Saturday, December 19, 2009

Of all of the promises forwarded in support health care reform, the most risible is that it will reduce fraud and abuse. Think for a moment how much legislative energy is devoted to "closing loopholes" in one set of statutes or another. Look at how many bills seek to amend current laws because of unanticipated exploitation that degrades the law's effectiveness. the simple fact is that in most cases, people who make their living exploiting laws are much, much...much smarter than the politicians who make those laws.

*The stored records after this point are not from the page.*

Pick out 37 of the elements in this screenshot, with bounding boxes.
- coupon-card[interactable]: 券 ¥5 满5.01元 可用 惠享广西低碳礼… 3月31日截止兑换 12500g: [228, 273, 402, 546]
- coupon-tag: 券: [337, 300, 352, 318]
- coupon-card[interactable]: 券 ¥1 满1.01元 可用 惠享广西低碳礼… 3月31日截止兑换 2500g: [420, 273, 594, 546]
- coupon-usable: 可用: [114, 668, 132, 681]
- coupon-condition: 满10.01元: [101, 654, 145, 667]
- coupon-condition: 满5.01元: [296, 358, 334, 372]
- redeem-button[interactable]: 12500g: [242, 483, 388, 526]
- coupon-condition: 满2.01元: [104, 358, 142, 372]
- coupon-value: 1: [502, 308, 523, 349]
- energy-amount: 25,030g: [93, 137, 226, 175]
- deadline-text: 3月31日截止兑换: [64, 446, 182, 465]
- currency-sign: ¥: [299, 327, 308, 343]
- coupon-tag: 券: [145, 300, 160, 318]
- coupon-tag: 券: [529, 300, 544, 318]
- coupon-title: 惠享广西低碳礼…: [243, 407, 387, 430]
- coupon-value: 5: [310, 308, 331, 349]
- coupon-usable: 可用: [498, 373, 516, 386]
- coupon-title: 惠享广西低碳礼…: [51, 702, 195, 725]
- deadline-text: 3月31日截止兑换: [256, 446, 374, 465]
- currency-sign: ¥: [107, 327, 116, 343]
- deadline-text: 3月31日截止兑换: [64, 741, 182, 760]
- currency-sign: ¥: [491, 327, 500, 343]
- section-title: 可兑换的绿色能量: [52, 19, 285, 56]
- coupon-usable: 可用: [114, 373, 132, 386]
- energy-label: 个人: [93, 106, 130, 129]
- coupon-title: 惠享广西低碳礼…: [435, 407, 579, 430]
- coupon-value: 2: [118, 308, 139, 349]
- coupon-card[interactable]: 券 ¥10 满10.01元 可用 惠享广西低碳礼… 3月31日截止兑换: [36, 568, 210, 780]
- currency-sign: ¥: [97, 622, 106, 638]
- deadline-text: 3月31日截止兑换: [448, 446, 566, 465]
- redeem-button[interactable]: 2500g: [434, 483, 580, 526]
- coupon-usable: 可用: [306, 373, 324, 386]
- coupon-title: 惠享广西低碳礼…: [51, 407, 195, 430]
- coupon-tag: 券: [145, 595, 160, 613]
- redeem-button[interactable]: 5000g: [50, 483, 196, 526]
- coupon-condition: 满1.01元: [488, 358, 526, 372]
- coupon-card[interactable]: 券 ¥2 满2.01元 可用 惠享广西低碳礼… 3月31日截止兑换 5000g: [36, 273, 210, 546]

When a ship is commissioned, it is customary to subject it to a "shakedown cruise" to work out glitches in the ship's systems, uncover defects in design or construction and generally verify that the vessel is suitable to the purposes for which it is intended. Obviously, every eventuality cannot be foreseen, and problems only become apparent when subjected to real-world use. Now consider that our Congress seeks to impose a novel scheme, creating over a hundred new entities that are to interact somehow, onto an industry that involves sixteen percent of the American economy. Does anyone seriously think that the system will not contain a miasma of faults, opportunities for fraud, insufficient oversight and inefficiencies born of too much wishful thinking and not enough experience?

Some people will become fabulously wealthy exploiting the half-baked policies, venal pandering and sheer stupidity that Congress will apply to healthcare. Anyone who can't see this coming miles away simply isn't paying attention.

Sunday, December 13, 2009

Obama

I believe that Obama doesn't want to be president as much be an ex-president. I think he is much more enthralled with the following he would attract speechifying with the gravitas of having been the president than he is with the burdens of having to make decisions. He is much more comfortable in the rhetorical world of strawmen and sonorous platitudes than in the real-world where facts often vitiate the pleasant-sounding theories and aspirations of his speeches.

I suspect that Obama will come to the same conclusion that Palin did: that responsibility is limiting, and that political genius and divine insight can be frustrated by the tether of executive responsibilities. Deep down, I doubt that Obama has much ambition to be remembered for the nuts and bolts of his managerial responsibilities, but instead yearns to be a transcendent figure, lecturing across time and continents. In short, I suspect that Obama knows knows that his influence is limited by the day-to-day responsibilities, because the hard decisions he has to make will give lie to the vaporous but seductive ideals that he would rather talk about.